A questo punto faccio sicuramente una faccia ammirata, perché sto pensando: «Quante cose sa, il signor Michele!»
Deve leggermi nel pensiero, perché dice: «Ottantaquattro anni sono un sacco di tempo, sai? Un sacco di tempo per imparare un sacco di cose…»
Sono già alla porta quando il signor Michele mi ferma e mi mette una ciotola tra le mani dicendomi: «Qui c’è un assaggio della mia zuppa di cipolle per i tuoi genitori. Credo che a loro piacerà».
«Ma… e per lei?»
«Ce n’è a sufficienza, stai tranquilla. Le cipolle oggi erano… in offerta speciale!»
Un minuto dopo sono di nuovo davanti alla porta dell’appartamento del signor Michele.
«La mamma dice che gratis non va bene, ma di questo parlerete un’altra volta. Dice anche che accetta la sua zuppa se lei accetta di venire a mangiarla da noi».
E così ceniamo insieme: io, i miei genitori e il nostro vicino. Ammetto che all’inizio avrei preferito che il signor Michele non ci fosse. Non sarebbe stato gentile rifiutare la sua zuppa davanti a lui. Infatti ero sicura che non mi sarebbe piaciuta, quella cosa che mi trovavo davanti. Un piatto pieno…

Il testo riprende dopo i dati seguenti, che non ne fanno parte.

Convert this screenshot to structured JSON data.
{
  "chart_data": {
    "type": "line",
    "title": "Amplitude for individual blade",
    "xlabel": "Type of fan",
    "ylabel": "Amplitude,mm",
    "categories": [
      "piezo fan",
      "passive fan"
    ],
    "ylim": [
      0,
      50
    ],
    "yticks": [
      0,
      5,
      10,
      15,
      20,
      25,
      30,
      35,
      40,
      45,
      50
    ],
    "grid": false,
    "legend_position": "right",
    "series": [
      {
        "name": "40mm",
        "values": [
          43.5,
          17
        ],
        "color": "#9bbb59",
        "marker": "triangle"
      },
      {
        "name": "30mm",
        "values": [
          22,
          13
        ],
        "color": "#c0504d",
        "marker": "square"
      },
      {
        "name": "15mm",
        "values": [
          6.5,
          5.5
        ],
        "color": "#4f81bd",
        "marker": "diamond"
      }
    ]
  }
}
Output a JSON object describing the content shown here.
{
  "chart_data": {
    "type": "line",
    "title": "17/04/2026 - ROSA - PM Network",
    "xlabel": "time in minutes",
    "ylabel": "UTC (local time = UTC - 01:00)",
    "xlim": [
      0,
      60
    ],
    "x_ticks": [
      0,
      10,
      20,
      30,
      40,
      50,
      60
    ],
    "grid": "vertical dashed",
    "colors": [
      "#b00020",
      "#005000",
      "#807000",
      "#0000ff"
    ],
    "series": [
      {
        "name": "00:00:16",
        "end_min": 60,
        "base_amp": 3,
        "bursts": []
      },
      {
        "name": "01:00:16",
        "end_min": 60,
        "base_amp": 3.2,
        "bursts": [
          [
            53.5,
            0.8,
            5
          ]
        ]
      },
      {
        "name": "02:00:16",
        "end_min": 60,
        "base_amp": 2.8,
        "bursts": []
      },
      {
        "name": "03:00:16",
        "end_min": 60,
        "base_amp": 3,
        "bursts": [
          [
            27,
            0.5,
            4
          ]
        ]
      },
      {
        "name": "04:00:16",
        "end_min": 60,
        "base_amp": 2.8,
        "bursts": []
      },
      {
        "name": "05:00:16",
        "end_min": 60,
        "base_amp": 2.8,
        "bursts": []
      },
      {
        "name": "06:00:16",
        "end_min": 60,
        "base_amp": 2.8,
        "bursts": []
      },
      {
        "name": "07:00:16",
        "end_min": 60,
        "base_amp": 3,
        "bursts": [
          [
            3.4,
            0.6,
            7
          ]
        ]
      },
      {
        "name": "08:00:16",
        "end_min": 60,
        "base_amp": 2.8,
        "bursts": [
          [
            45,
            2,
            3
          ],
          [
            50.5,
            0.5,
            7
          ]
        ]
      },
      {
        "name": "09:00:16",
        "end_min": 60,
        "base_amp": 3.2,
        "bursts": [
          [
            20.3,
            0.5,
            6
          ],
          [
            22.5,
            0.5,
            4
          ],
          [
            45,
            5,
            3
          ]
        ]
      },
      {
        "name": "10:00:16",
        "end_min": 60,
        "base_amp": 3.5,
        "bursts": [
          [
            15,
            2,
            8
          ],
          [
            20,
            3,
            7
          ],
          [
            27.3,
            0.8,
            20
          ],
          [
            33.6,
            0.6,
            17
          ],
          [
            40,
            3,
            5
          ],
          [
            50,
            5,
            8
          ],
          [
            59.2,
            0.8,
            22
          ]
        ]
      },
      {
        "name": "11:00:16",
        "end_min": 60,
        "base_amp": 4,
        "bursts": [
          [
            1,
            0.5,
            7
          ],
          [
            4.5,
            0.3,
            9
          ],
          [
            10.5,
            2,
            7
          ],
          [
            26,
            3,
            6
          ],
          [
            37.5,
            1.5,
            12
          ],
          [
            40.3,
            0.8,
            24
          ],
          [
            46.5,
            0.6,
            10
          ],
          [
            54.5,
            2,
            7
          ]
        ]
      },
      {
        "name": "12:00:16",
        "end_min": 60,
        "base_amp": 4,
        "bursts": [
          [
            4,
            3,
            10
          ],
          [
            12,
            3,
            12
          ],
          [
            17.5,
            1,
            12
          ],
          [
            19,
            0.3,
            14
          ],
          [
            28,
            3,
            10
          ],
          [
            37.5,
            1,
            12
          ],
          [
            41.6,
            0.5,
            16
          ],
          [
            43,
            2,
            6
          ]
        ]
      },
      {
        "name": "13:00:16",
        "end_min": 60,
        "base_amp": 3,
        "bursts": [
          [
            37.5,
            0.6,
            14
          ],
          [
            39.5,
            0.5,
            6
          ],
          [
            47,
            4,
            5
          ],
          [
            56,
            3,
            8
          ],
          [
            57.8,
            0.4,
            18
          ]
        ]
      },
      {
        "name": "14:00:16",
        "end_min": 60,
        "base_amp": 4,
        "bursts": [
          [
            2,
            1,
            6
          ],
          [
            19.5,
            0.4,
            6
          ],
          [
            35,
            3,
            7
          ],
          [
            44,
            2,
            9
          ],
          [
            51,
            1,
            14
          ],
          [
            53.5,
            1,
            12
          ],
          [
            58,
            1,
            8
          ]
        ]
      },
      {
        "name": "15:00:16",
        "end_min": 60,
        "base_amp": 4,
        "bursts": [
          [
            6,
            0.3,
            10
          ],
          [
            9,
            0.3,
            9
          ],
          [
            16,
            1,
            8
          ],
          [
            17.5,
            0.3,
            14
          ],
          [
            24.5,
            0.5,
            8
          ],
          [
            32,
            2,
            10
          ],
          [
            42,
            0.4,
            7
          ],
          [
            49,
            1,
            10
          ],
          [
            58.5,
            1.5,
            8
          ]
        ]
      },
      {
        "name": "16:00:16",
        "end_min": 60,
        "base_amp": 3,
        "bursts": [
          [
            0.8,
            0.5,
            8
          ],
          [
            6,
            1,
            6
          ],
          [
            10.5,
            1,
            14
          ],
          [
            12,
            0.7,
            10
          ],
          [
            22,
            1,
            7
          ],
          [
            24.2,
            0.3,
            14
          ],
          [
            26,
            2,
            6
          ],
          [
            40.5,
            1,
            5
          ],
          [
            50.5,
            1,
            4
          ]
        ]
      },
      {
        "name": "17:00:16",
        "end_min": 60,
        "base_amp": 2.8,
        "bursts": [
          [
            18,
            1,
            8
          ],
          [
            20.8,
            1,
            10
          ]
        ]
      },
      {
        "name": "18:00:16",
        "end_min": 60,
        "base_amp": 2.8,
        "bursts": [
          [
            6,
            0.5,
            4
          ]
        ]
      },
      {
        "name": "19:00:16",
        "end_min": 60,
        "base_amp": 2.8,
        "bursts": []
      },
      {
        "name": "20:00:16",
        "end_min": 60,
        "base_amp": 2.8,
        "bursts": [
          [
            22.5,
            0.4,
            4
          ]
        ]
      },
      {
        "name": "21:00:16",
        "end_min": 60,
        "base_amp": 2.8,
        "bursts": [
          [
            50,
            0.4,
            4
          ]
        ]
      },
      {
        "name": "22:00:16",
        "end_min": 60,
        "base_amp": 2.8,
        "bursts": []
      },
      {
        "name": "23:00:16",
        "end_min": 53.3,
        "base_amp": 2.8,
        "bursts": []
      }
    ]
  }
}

Invece l’ho vuotato tutto e ho anche fatto il bis. Le cipolle del mercato, quelle in offerta speciale erano buonissime!
Il signor Michele mi guardava raccogliere anche l’ultima goccia della sua zuppa e intanto sorrideva soddisfatto.
«Danke» mi ha sussurrato. Ho capito: grazie. Il mio tedesco sta già migliorando.